Derek Fisher was exposed to basketball at a very young age, mainly by his older half-brother, Duane Washington. Fisher remembers watching court side while his brother played high school basketball. “I was too little to play, but I’d watch Duane,” Fisher remembers. Washington made it all the way to the NBA, putting in brief stints for the New Jersey Nets and Los Angeles Clippers before his career was derailed.
Fisher graduated from high school in 1992. Despite his prep basketball accomplishments, no major collegiate program recruited him. Instead, Fisher attended the University of Arkansas at Little Rock (UALR), not far from his childhood home, on a full scholarship. Fisher proved one of the greatest players ever to suit up for UALR, finishing second in the school’s history for career points (1,393), assists (372) and steals (189). In 1996, during his senior year, Fisher won honors as the Sunbelt Conference Player of the Year.

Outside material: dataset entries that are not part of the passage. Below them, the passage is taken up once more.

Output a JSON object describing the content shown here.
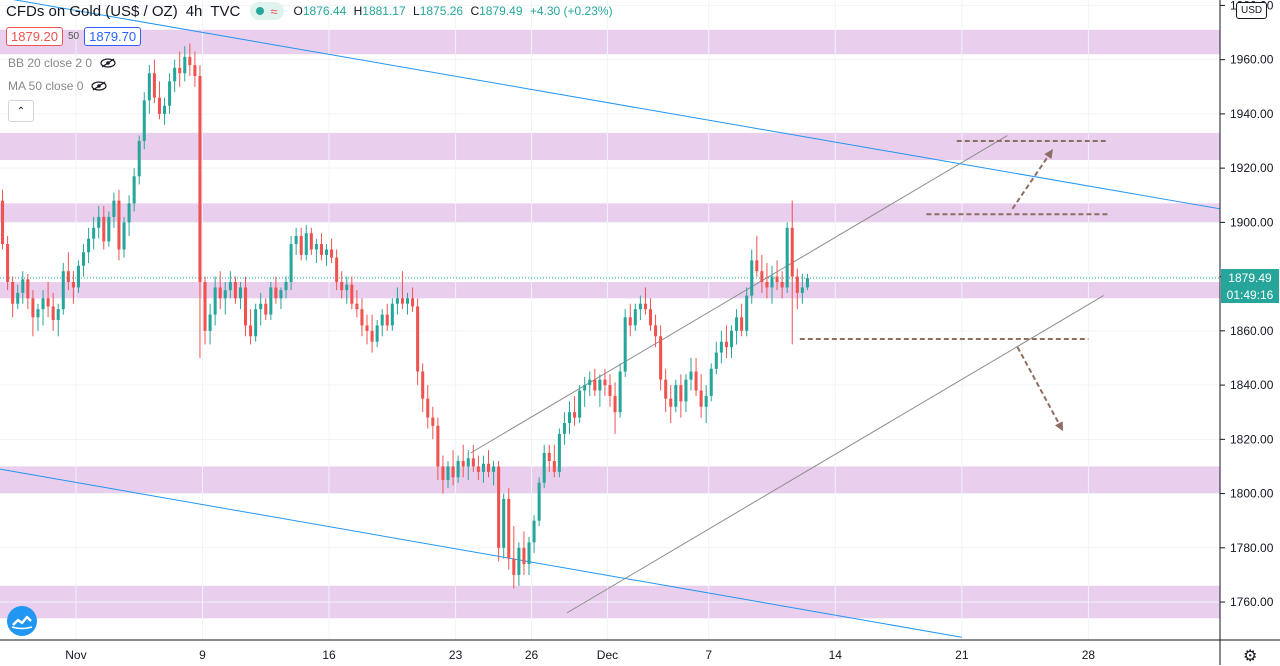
{
  "header": {
    "title": "CFDs on Gold (US$ / OZ)",
    "interval": "4h",
    "source": "TVC",
    "status_glyph": "≈",
    "ohlc": {
      "o": "1876.44",
      "h": "1881.17",
      "l": "1875.26",
      "c": "1879.49",
      "change": "+4.30 (+0.23%)"
    },
    "ohlc_keys": {
      "o": "O",
      "h": "H",
      "l": "L",
      "c": "C"
    }
  },
  "trade": {
    "sell": "1879.20",
    "spread": "50",
    "buy": "1879.70"
  },
  "indicators": [
    {
      "label": "BB 20 close 2 0"
    },
    {
      "label": "MA 50 close 0"
    }
  ],
  "collapse_glyph": "⌃",
  "currency_label": "USD",
  "price_badge": "1879.49",
  "countdown_badge": "01:49:16",
  "colors": {
    "up": "#26a69a",
    "down": "#ef5350",
    "zone": "#e1bee7",
    "trend": "#2196f3",
    "channel": "#8d8d8d",
    "target": "#8d6e63",
    "axis_text": "#131722"
  },
  "chart_data": {
    "type": "candlestick",
    "y_axis": {
      "ticks": [
        1760,
        1780,
        1800,
        1820,
        1840,
        1860,
        1880,
        1900,
        1920,
        1940,
        1960,
        1980
      ],
      "tick_labels": [
        "1760.00",
        "1780.00",
        "1800.00",
        "1820.00",
        "1840.00",
        "1860.00",
        "1880.00",
        "1900.00",
        "1920.00",
        "1940.00",
        "1960.00",
        "1980.00"
      ],
      "range": [
        1746,
        1982
      ]
    },
    "x_axis": {
      "range": [
        0,
        241
      ],
      "ticks": [
        {
          "x": 15,
          "label": "Nov"
        },
        {
          "x": 40,
          "label": "9"
        },
        {
          "x": 65,
          "label": "16"
        },
        {
          "x": 90,
          "label": "23"
        },
        {
          "x": 105,
          "label": "26"
        },
        {
          "x": 120,
          "label": "Dec"
        },
        {
          "x": 140,
          "label": "7"
        },
        {
          "x": 165,
          "label": "14"
        },
        {
          "x": 190,
          "label": "21"
        },
        {
          "x": 215,
          "label": "28"
        }
      ]
    },
    "zones": [
      [
        1962,
        1971
      ],
      [
        1923,
        1933
      ],
      [
        1900,
        1907
      ],
      [
        1872,
        1878
      ],
      [
        1800,
        1810
      ],
      [
        1754,
        1766
      ]
    ],
    "descending_lines": [
      [
        [
          0,
          1983
        ],
        [
          241,
          1905
        ]
      ],
      [
        [
          0,
          1809
        ],
        [
          190,
          1747
        ]
      ]
    ],
    "channel_lines": [
      [
        [
          93,
          1815
        ],
        [
          199,
          1932
        ]
      ],
      [
        [
          112,
          1756
        ],
        [
          218,
          1873
        ]
      ]
    ],
    "target_levels": [
      [
        [
          158,
          1857
        ],
        [
          215,
          1857
        ]
      ],
      [
        [
          183,
          1903
        ],
        [
          219,
          1903
        ]
      ],
      [
        [
          189,
          1930
        ],
        [
          219,
          1930
        ]
      ]
    ],
    "target_arrows": [
      [
        [
          200,
          1905
        ],
        [
          208,
          1927
        ]
      ],
      [
        [
          201,
          1854
        ],
        [
          210,
          1823
        ]
      ]
    ],
    "last_price_line": 1879.49,
    "candles": [
      [
        1908,
        1912,
        1890,
        1892
      ],
      [
        1892,
        1895,
        1875,
        1878
      ],
      [
        1878,
        1880,
        1865,
        1870
      ],
      [
        1870,
        1877,
        1868,
        1874
      ],
      [
        1874,
        1882,
        1870,
        1879
      ],
      [
        1879,
        1881,
        1868,
        1872
      ],
      [
        1872,
        1875,
        1858,
        1865
      ],
      [
        1865,
        1870,
        1860,
        1868
      ],
      [
        1868,
        1875,
        1862,
        1872
      ],
      [
        1872,
        1878,
        1865,
        1869
      ],
      [
        1869,
        1874,
        1860,
        1864
      ],
      [
        1864,
        1870,
        1858,
        1868
      ],
      [
        1868,
        1885,
        1866,
        1882
      ],
      [
        1882,
        1889,
        1875,
        1878
      ],
      [
        1878,
        1882,
        1870,
        1876
      ],
      [
        1876,
        1886,
        1874,
        1884
      ],
      [
        1884,
        1892,
        1880,
        1889
      ],
      [
        1889,
        1898,
        1885,
        1894
      ],
      [
        1894,
        1902,
        1890,
        1898
      ],
      [
        1898,
        1906,
        1894,
        1902
      ],
      [
        1902,
        1906,
        1890,
        1893
      ],
      [
        1893,
        1904,
        1891,
        1902
      ],
      [
        1902,
        1911,
        1898,
        1908
      ],
      [
        1908,
        1912,
        1886,
        1890
      ],
      [
        1890,
        1902,
        1887,
        1900
      ],
      [
        1900,
        1910,
        1895,
        1907
      ],
      [
        1907,
        1920,
        1904,
        1917
      ],
      [
        1917,
        1932,
        1914,
        1930
      ],
      [
        1930,
        1948,
        1927,
        1945
      ],
      [
        1945,
        1958,
        1940,
        1955
      ],
      [
        1955,
        1960,
        1944,
        1946
      ],
      [
        1946,
        1952,
        1938,
        1940
      ],
      [
        1940,
        1946,
        1936,
        1943
      ],
      [
        1943,
        1955,
        1940,
        1952
      ],
      [
        1952,
        1960,
        1948,
        1957
      ],
      [
        1957,
        1963,
        1950,
        1955
      ],
      [
        1955,
        1965,
        1952,
        1961
      ],
      [
        1961,
        1966,
        1954,
        1958
      ],
      [
        1958,
        1963,
        1950,
        1954
      ],
      [
        1954,
        1958,
        1850,
        1878
      ],
      [
        1878,
        1880,
        1855,
        1860
      ],
      [
        1860,
        1870,
        1855,
        1866
      ],
      [
        1866,
        1880,
        1862,
        1876
      ],
      [
        1876,
        1882,
        1868,
        1872
      ],
      [
        1872,
        1878,
        1866,
        1875
      ],
      [
        1875,
        1882,
        1872,
        1878
      ],
      [
        1878,
        1880,
        1870,
        1872
      ],
      [
        1872,
        1878,
        1868,
        1876
      ],
      [
        1876,
        1880,
        1858,
        1862
      ],
      [
        1862,
        1868,
        1855,
        1858
      ],
      [
        1858,
        1870,
        1856,
        1868
      ],
      [
        1868,
        1874,
        1862,
        1870
      ],
      [
        1870,
        1872,
        1864,
        1866
      ],
      [
        1866,
        1878,
        1864,
        1876
      ],
      [
        1876,
        1880,
        1870,
        1872
      ],
      [
        1872,
        1876,
        1868,
        1875
      ],
      [
        1875,
        1880,
        1872,
        1878
      ],
      [
        1878,
        1895,
        1875,
        1892
      ],
      [
        1892,
        1898,
        1888,
        1895
      ],
      [
        1895,
        1898,
        1886,
        1888
      ],
      [
        1888,
        1899,
        1886,
        1896
      ],
      [
        1896,
        1898,
        1888,
        1890
      ],
      [
        1890,
        1894,
        1885,
        1892
      ],
      [
        1892,
        1896,
        1886,
        1888
      ],
      [
        1888,
        1892,
        1884,
        1890
      ],
      [
        1890,
        1894,
        1885,
        1887
      ],
      [
        1887,
        1890,
        1875,
        1878
      ],
      [
        1878,
        1882,
        1872,
        1875
      ],
      [
        1875,
        1880,
        1870,
        1877
      ],
      [
        1877,
        1880,
        1868,
        1870
      ],
      [
        1870,
        1875,
        1865,
        1868
      ],
      [
        1868,
        1872,
        1858,
        1862
      ],
      [
        1862,
        1866,
        1855,
        1860
      ],
      [
        1860,
        1866,
        1852,
        1856
      ],
      [
        1856,
        1864,
        1854,
        1862
      ],
      [
        1862,
        1868,
        1858,
        1866
      ],
      [
        1866,
        1870,
        1860,
        1862
      ],
      [
        1862,
        1872,
        1860,
        1870
      ],
      [
        1870,
        1876,
        1866,
        1872
      ],
      [
        1872,
        1882,
        1868,
        1870
      ],
      [
        1870,
        1874,
        1866,
        1872
      ],
      [
        1872,
        1876,
        1867,
        1869
      ],
      [
        1869,
        1872,
        1840,
        1845
      ],
      [
        1845,
        1848,
        1830,
        1835
      ],
      [
        1835,
        1840,
        1824,
        1828
      ],
      [
        1828,
        1832,
        1820,
        1825
      ],
      [
        1825,
        1828,
        1805,
        1810
      ],
      [
        1810,
        1814,
        1800,
        1805
      ],
      [
        1805,
        1812,
        1802,
        1810
      ],
      [
        1810,
        1816,
        1803,
        1806
      ],
      [
        1806,
        1814,
        1804,
        1812
      ],
      [
        1812,
        1818,
        1806,
        1810
      ],
      [
        1810,
        1816,
        1805,
        1813
      ],
      [
        1813,
        1818,
        1808,
        1810
      ],
      [
        1810,
        1814,
        1805,
        1808
      ],
      [
        1808,
        1814,
        1804,
        1811
      ],
      [
        1811,
        1816,
        1806,
        1808
      ],
      [
        1808,
        1812,
        1803,
        1810
      ],
      [
        1810,
        1812,
        1775,
        1780
      ],
      [
        1780,
        1800,
        1776,
        1798
      ],
      [
        1798,
        1802,
        1772,
        1776
      ],
      [
        1776,
        1788,
        1765,
        1770
      ],
      [
        1770,
        1782,
        1766,
        1780
      ],
      [
        1780,
        1786,
        1770,
        1774
      ],
      [
        1774,
        1784,
        1770,
        1782
      ],
      [
        1782,
        1792,
        1778,
        1790
      ],
      [
        1790,
        1806,
        1788,
        1804
      ],
      [
        1804,
        1818,
        1802,
        1815
      ],
      [
        1815,
        1818,
        1808,
        1812
      ],
      [
        1812,
        1818,
        1806,
        1808
      ],
      [
        1808,
        1824,
        1806,
        1822
      ],
      [
        1822,
        1830,
        1818,
        1826
      ],
      [
        1826,
        1834,
        1822,
        1830
      ],
      [
        1830,
        1836,
        1825,
        1828
      ],
      [
        1828,
        1840,
        1826,
        1838
      ],
      [
        1838,
        1843,
        1832,
        1840
      ],
      [
        1840,
        1845,
        1836,
        1842
      ],
      [
        1842,
        1846,
        1836,
        1838
      ],
      [
        1838,
        1844,
        1832,
        1842
      ],
      [
        1842,
        1846,
        1836,
        1840
      ],
      [
        1840,
        1844,
        1832,
        1836
      ],
      [
        1836,
        1841,
        1822,
        1830
      ],
      [
        1830,
        1848,
        1828,
        1845
      ],
      [
        1845,
        1868,
        1843,
        1865
      ],
      [
        1865,
        1870,
        1858,
        1862
      ],
      [
        1862,
        1870,
        1860,
        1868
      ],
      [
        1868,
        1873,
        1864,
        1870
      ],
      [
        1870,
        1876,
        1866,
        1868
      ],
      [
        1868,
        1872,
        1860,
        1862
      ],
      [
        1862,
        1866,
        1854,
        1858
      ],
      [
        1858,
        1862,
        1838,
        1842
      ],
      [
        1842,
        1846,
        1830,
        1835
      ],
      [
        1835,
        1840,
        1826,
        1832
      ],
      [
        1832,
        1842,
        1830,
        1840
      ],
      [
        1840,
        1844,
        1828,
        1834
      ],
      [
        1834,
        1844,
        1830,
        1842
      ],
      [
        1842,
        1850,
        1838,
        1845
      ],
      [
        1845,
        1850,
        1836,
        1838
      ],
      [
        1838,
        1844,
        1828,
        1832
      ],
      [
        1832,
        1840,
        1826,
        1836
      ],
      [
        1836,
        1848,
        1834,
        1846
      ],
      [
        1846,
        1856,
        1844,
        1852
      ],
      [
        1852,
        1860,
        1848,
        1856
      ],
      [
        1856,
        1862,
        1850,
        1854
      ],
      [
        1854,
        1862,
        1850,
        1860
      ],
      [
        1860,
        1868,
        1855,
        1865
      ],
      [
        1865,
        1870,
        1858,
        1860
      ],
      [
        1860,
        1876,
        1858,
        1873
      ],
      [
        1873,
        1890,
        1870,
        1886
      ],
      [
        1886,
        1895,
        1880,
        1882
      ],
      [
        1882,
        1888,
        1874,
        1878
      ],
      [
        1878,
        1885,
        1872,
        1876
      ],
      [
        1876,
        1884,
        1870,
        1880
      ],
      [
        1880,
        1886,
        1875,
        1878
      ],
      [
        1878,
        1882,
        1872,
        1876
      ],
      [
        1876,
        1900,
        1874,
        1898
      ],
      [
        1898,
        1908,
        1855,
        1880
      ],
      [
        1880,
        1883,
        1868,
        1874
      ],
      [
        1874,
        1881,
        1870,
        1876
      ],
      [
        1876,
        1881,
        1875,
        1879.49
      ]
    ]
  }
}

One of the better point guards in the 1996 NBA draft, Fisher was drafted 24th overall by the Los Angeles Lakers, nine picks after the Lakers’ other, more celebrated rookie that season, a straight-from-high-school prospect named Kobe Bryant. Later that summer, the Lakers signed superstar center Shaquille O’Neal, bringing together the core of the team that would win three straight championships from 2000-02. O’Neal and Bryant were the superstars, of course, but Fisher played a vital role on those teams as a steady player able to knock down big shots when needed. Fisher and Bryant developed a close friendship based on their mutual determination and work ethic, with both often staying at the gym for hours after practice ended, pushing each other to improve. “A lot of times we were the only two there,” Bryant later remembered, “so we ended up playing full court, one-on-one basketball, and we were almost fighting, literally, just because we were both competitive. From that point forward I just gained so much respect for him.